Les États-Unis accélèrent leur coopération militaire avec le Maroc en annonçant la création d’un centre régional de formation aux drones destiné aux armées africaines. Révélée lors du Sommet des forces terrestres africaines, cette initiative vise à structurer une montée en compétence durable en matière de surveillance, de renseignement et d’emploi opérationnel des systèmes sans pilote sur le continent.
Selon le général Christopher Donahue, commandant de l’armée américaine pour l’Europe et l’Afrique, ce futur centre aura pour vocation de former des opérateurs issus de plusieurs pays africains, tout en développant une doctrine commune d’utilisation des drones. L’enjeu dépasse la simple formation technique : il s’agit d’améliorer l’interopérabilité entre forces partenaires, de fluidifier le partage de renseignements et d’harmoniser les réponses face à des menaces sécuritaires de plus en plus transversales.
La première étape concrète de ce projet interviendra dans le cadre de l’exercice militaire « African Lion 2026 », organisé conjointement par les États-Unis et le Maroc. Prévu du 20 avril au 8 mai, cet exercice multinational réunira des forces terrestres, aériennes, navales et cybernétiques dans plusieurs pays, dont le Maroc, la Tunisie, le Ghana et le Sénégal. Un module pilote de formation aux drones y sera lancé, avec un premier groupe restreint de seize participants appelés à tester les méthodes d’intégration opérationnelle de ces technologies.

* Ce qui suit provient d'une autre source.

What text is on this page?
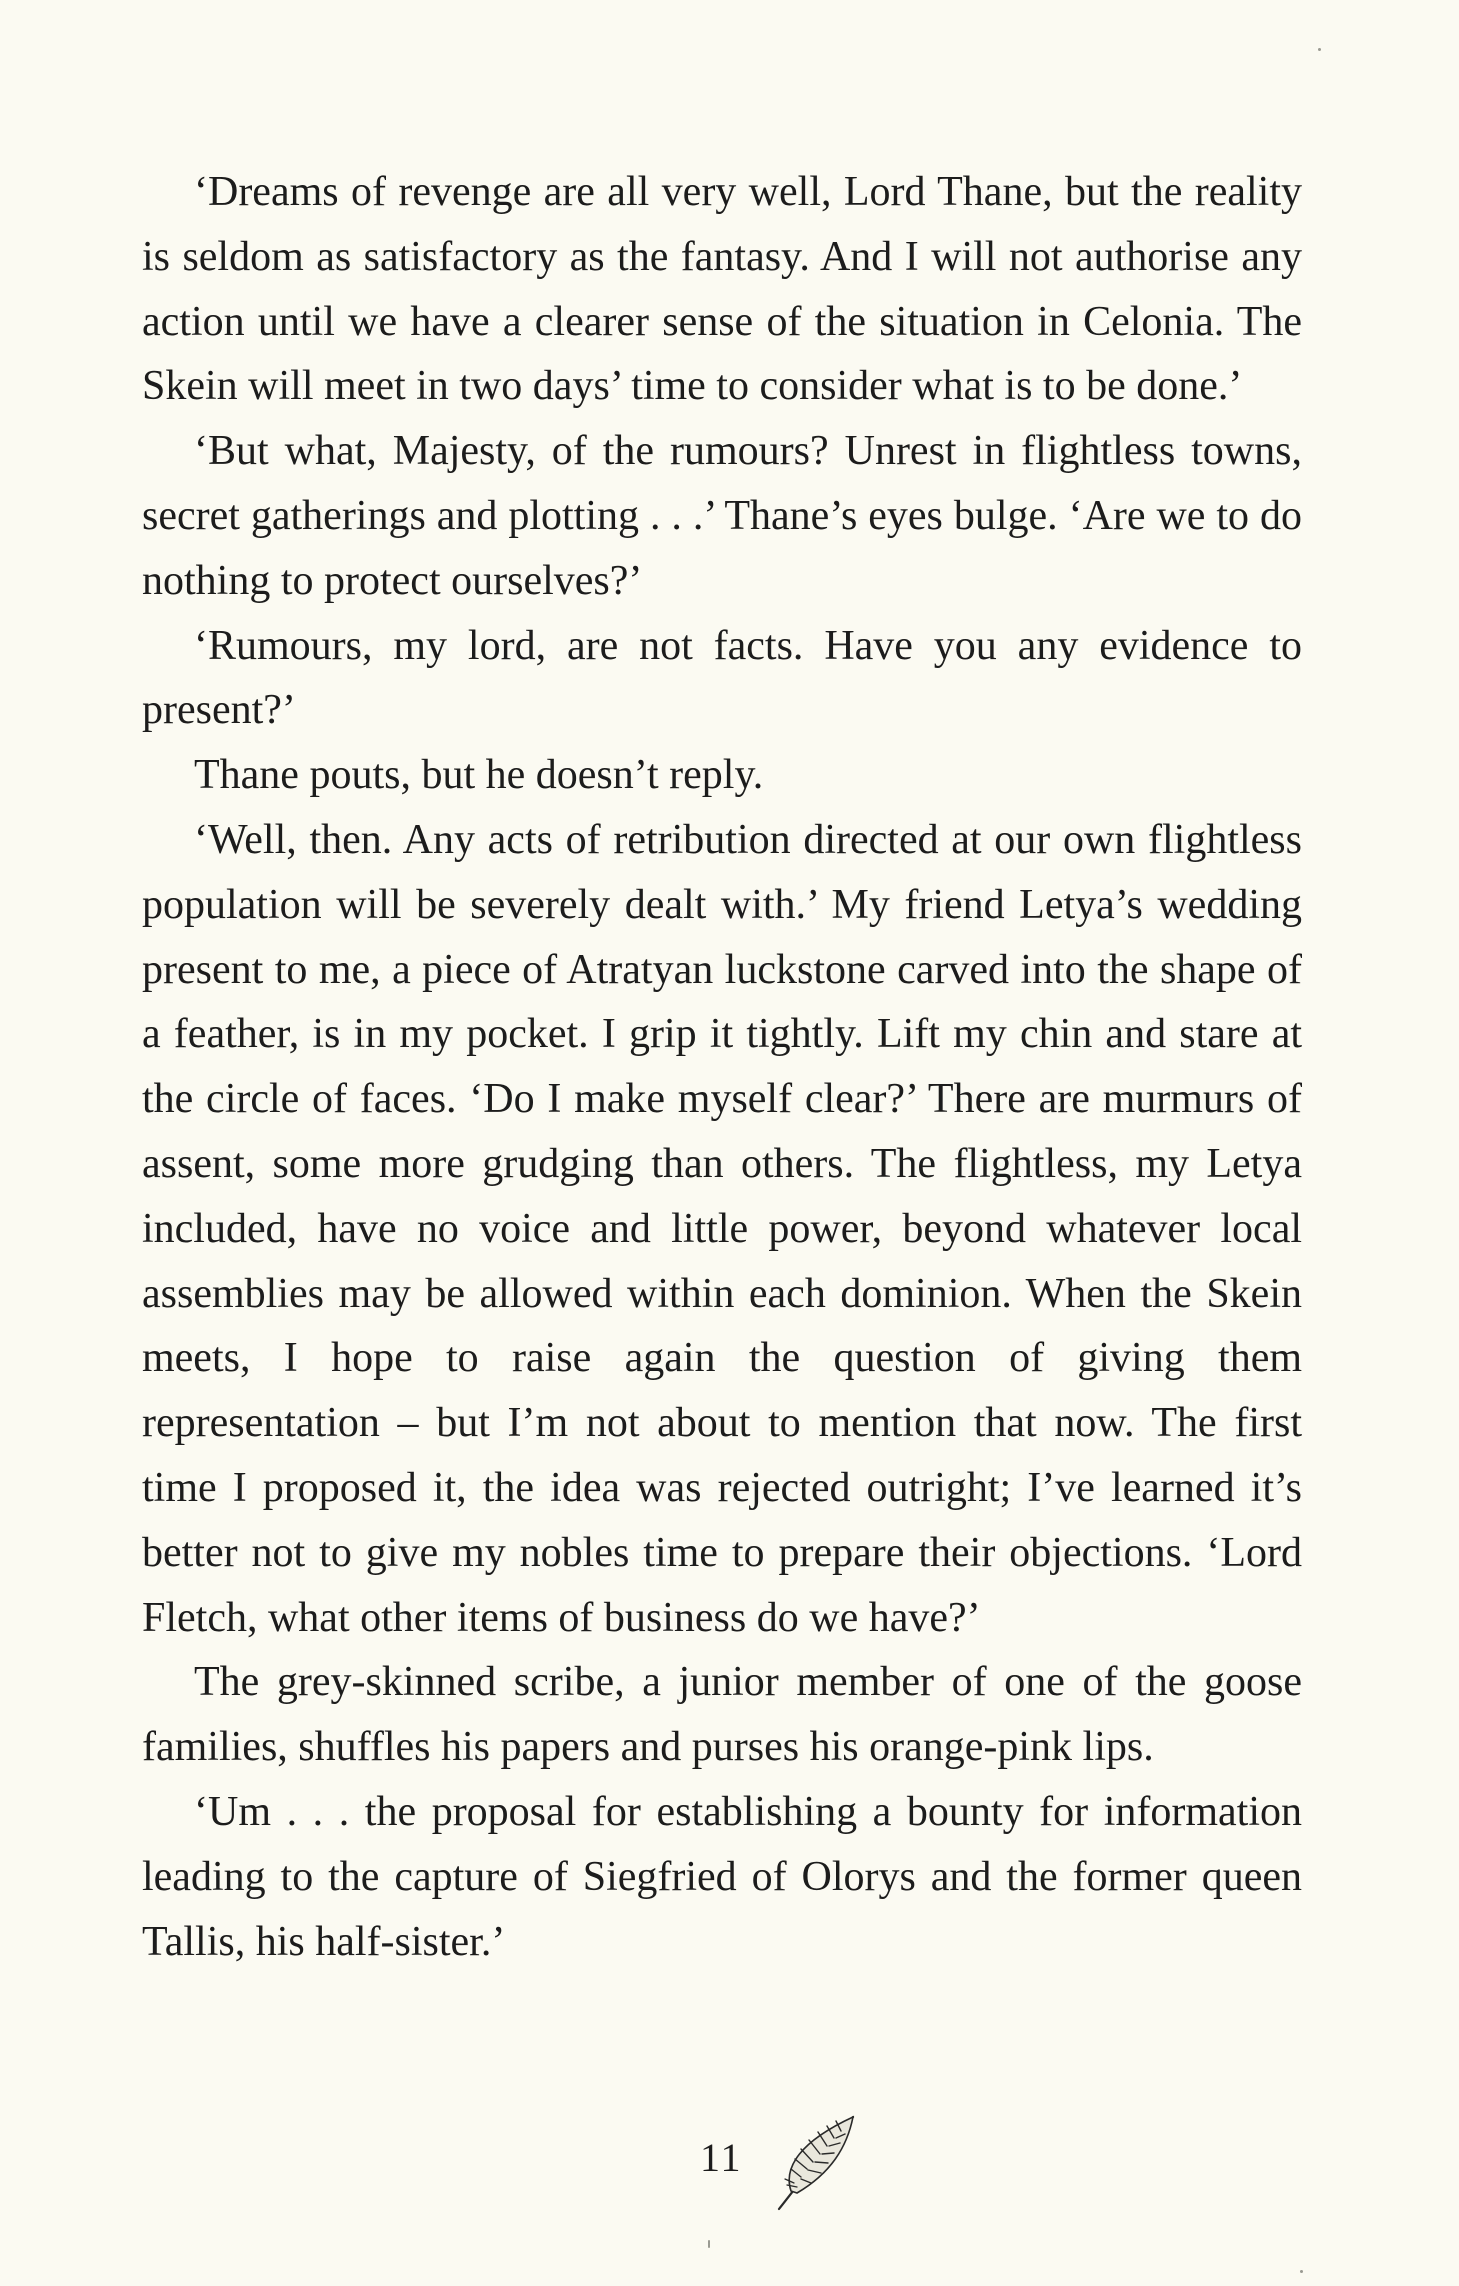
‘Dreams of revenge are all very well, Lord Thane, but the reality is seldom as satisfactory as the fantasy. And I will not authorise any action until we have a clearer sense of the situation in Celonia. The Skein will meet in two days’ time to consider what is to be done.’

‘But what, Majesty, of the rumours? Unrest in flightless towns, secret gatherings and plotting . . .’ Thane’s eyes bulge. ‘Are we to do nothing to protect ourselves?’

‘Rumours, my lord, are not facts. Have you any evidence to present?’

Thane pouts, but he doesn’t reply.

‘Well, then. Any acts of retribution directed at our own flightless population will be severely dealt with.’ My friend Letya’s wedding present to me, a piece of Atratyan luckstone carved into the shape of a feather, is in my pocket. I grip it tightly. Lift my chin and stare at the circle of faces. ‘Do I make myself clear?’ There are murmurs of assent, some more grudging than others. The flightless, my Letya included, have no voice and little power, beyond whatever local assemblies may be allowed within each dominion. When the Skein meets, I hope to raise again the question of giving them representation – but I’m not about to mention that now. The first time I proposed it, the idea was rejected outright; I’ve learned it’s better not to give my nobles time to prepare their objections. ‘Lord Fletch, what other items of business do we have?’

The grey-skinned scribe, a junior member of one of the goose families, shuffles his papers and purses his orange-pink lips.

‘Um . . . the proposal for establishing a bounty for information leading to the capture of Siegfried of Olorys and the former queen Tallis, his half-sister.’

11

Ce dispositif s’inscrit dans une approche plus large défendue par Washington : former non seulement des opérateurs, mais aussi des formateurs capables de relayer ces compétences dans leurs pays respectifs. L’objectif est clair : bâtir une capacité autonome et reproductible à l’échelle du continent africain, en s’appuyant sur des solutions adaptées aux réalités locales.
Le choix du Maroc pour accueillir ce centre n’est pas anodin. Le royaume s’impose progressivement comme un pivot sécuritaire en Afrique du Nord, consolidant son partenariat stratégique avec les États-Unis au fil des dernières années. Cette dynamique s’est renforcée après la signature des accords d’Abraham, qui ont redéfini certains équilibres diplomatiques régionaux et ouvert la voie à une coopération élargie, notamment dans les domaines sécuritaire et technologique.
Sur le plan militaire, Rabat confirme également son positionnement. D’après les données du Stockholm International Peace Research Institute, près de 60 % des acquisitions militaires marocaines entre 2021 et 2025 proviennent des États-Unis. Une dépendance assumée, qui traduit une convergence d’intérêts en matière de défense et d’innovation technologique.
Au-delà de la coopération bilatérale, ce centre de formation aux drones reflète une stratégie plus globale de Washington sur le continent africain. Face à la montée en puissance d’acteurs comme la Russie et la Chine, les États-Unis cherchent à consolider leur présence en misant sur la formation, le transfert de compétences et l’intégration technologique. Le Maroc, de par sa stabilité, son positionnement géographique et son expérience des partenariats militaires, apparaît comme une base crédible pour porter cette ambition régionale.
À court terme, le projet devrait permettre de structurer un réseau d’expertise autour de l’usage des drones en Afrique. À plus long terme, il pourrait contribuer à l’émergence d’un écosystème industriel et opérationnel local, capable de répondre aux besoins sécuritaires du continent sans dépendance excessive aux solutions extérieures.